The Employee Retention Tax Credit (ERTC) is still available to eligible employers. However, the IRS has issued guidance on the use of the credit and the amount of credit an employer is able to claim. If your business has been experiencing financial difficulties and has been losing revenue, you may be eligible for a higher ERTC.
Employers can claim their lost revenue from 2020
If you are an employer, chances are you have been reading about the CARES Act of 2020 and you have heard of the ERC or its predecessor, the Employee Retention Tax Credit, but you may not have been aware of all of its perks. The ACT allowed for dollar-for-dollar tax credits to be claimed against payroll taxes on a quarterly basis, which in theory should help to entice companies to stay in business.
While the ACT did indeed provide some incentives for businesses to keep their employees, it also came with its own set of downsides says erctaxcreditgov.com. Aside from losing a lot of money in the process, the ACT has left companies with more to do than they can handle, especially if they were counting on the ACT as a source of revenue. This has led to a glut of unscrupulous scam artists looking to cash in on these businesses. Fortunately, there are some legal ways to go about snagging the ACT without risking a rap from the feds.
Employers may only use the credit for employees who aren’t working
Aside from the usual tax returns and payroll checks, an employer can make some serious tax savings by claiming the Employee Retention Credit (ERC). For an employer, the reward is a refundable tax credit equal to 50% of the qualified wages of eligible employees. In addition, the IRS will make an advance payment to employers who are short on employment tax deposits. This can be done by filing Form 941-X, a short form for an employer’s employment tax returns.
The ERC has been around since the days of the Obama administration, but it was only officially approved by Congress in 2020. Although it has been rolled out across the country, the rules still haven’t been completely clarified. You’ll need the help of your tax specialist or accountant, but don’t be shy if you’re stuck on a particular.
First and foremost, you’ll need to determine your company’s full time workforce. This is the only way to be sure you’re taking advantage of the ERC and other perks of the federal government.
Employers with severe financial difficulties may be eligible for higher ERTC
If you’re a small business owner, you might have heard of the Employee Retention Tax Credit (ERTC). It’s a refundable tax credit that can be applied to your employer’s liability for payroll taxes. This credit is available to businesses that have experienced a financial loss due to a significant decrease in revenue or operations.

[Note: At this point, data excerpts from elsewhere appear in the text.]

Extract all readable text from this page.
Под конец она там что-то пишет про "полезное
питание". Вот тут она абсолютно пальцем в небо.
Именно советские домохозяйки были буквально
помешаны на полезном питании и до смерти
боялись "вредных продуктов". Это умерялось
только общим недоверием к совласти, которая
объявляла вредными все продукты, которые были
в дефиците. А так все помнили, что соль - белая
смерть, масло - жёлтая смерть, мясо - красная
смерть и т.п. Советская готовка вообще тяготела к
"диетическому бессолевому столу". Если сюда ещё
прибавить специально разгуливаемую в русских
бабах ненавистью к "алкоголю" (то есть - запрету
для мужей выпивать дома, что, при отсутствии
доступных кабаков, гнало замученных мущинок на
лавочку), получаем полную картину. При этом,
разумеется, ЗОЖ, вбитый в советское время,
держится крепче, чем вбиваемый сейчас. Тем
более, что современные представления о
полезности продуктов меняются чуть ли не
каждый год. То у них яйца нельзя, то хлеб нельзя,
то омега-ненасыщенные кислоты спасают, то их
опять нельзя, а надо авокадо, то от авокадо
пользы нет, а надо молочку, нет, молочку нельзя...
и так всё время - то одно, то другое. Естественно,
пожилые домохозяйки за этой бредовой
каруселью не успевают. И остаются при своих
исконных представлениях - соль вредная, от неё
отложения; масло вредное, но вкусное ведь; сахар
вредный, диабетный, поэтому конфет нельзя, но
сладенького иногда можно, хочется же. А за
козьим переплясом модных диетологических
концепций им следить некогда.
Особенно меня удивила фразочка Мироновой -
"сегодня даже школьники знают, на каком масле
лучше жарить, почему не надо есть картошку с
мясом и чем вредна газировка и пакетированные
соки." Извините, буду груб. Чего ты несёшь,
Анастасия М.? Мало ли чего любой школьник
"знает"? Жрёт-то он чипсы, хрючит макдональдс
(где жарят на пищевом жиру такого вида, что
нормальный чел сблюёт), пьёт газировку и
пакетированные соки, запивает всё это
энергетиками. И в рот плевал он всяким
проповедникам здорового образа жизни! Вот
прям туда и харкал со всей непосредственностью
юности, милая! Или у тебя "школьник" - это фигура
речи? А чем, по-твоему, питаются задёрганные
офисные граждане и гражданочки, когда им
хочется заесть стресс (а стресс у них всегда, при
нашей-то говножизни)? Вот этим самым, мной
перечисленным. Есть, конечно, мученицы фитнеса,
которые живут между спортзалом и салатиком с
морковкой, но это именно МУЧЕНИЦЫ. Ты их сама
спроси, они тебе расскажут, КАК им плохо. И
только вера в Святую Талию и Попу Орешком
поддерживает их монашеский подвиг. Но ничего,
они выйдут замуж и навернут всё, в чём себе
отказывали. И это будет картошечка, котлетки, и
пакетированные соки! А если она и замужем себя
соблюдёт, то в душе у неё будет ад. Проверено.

ERTC is an incentive that was passed by Congress to help employers keep employees on the payroll. To qualify for ERTC, you must meet certain eligibility requirements. The maximum amount of the credit is $7,000 per employee.
There are two tests for qualifying for ERTC. One test requires a business to have lost more than half of its gross receipts. The other requires a company to have experienced a partial or full shutdown. A partial shutdown is a situation in which the business has suspended its operation or its suppliers have not been able to supply critical goods.
Businesses must also demonstrate that their business was affected by the COVID-19 pandemic. In other words, the business must have been unable to obtain critical supplies or operate under government orders.
IRS provides guidance for employers claiming the credit
The Internal Revenue Service has issued guidance for employers claiming the Employee Retention Credit for the 2020 tax year. In addition, the IRS has provided FAQs on the credit and the deferral of payroll taxes.
Generally, the credit is available to eligible businesses. It applies to the 6.2% employer portion of Social Security payroll tax.
The IRS provides a variety of ways to calculate the credit. For example, an eligible business may claim a credit on a Form 941 or an adjusted employment tax return. An Eligible Employer can also request an advance of the credit.
To be eligible, an Eligible Employer must meet the criteria for the credit. The credit is refundable. During the 2020 tax year, the credit applies to qualified wages paid between March 12, 2020 and September 30, 2021.
Eligible employers must file quarterly employment tax returns. If the amount of the credit exceeds the amount of federal employment taxes withheld, the employer can reduce the deposit on the Form 941.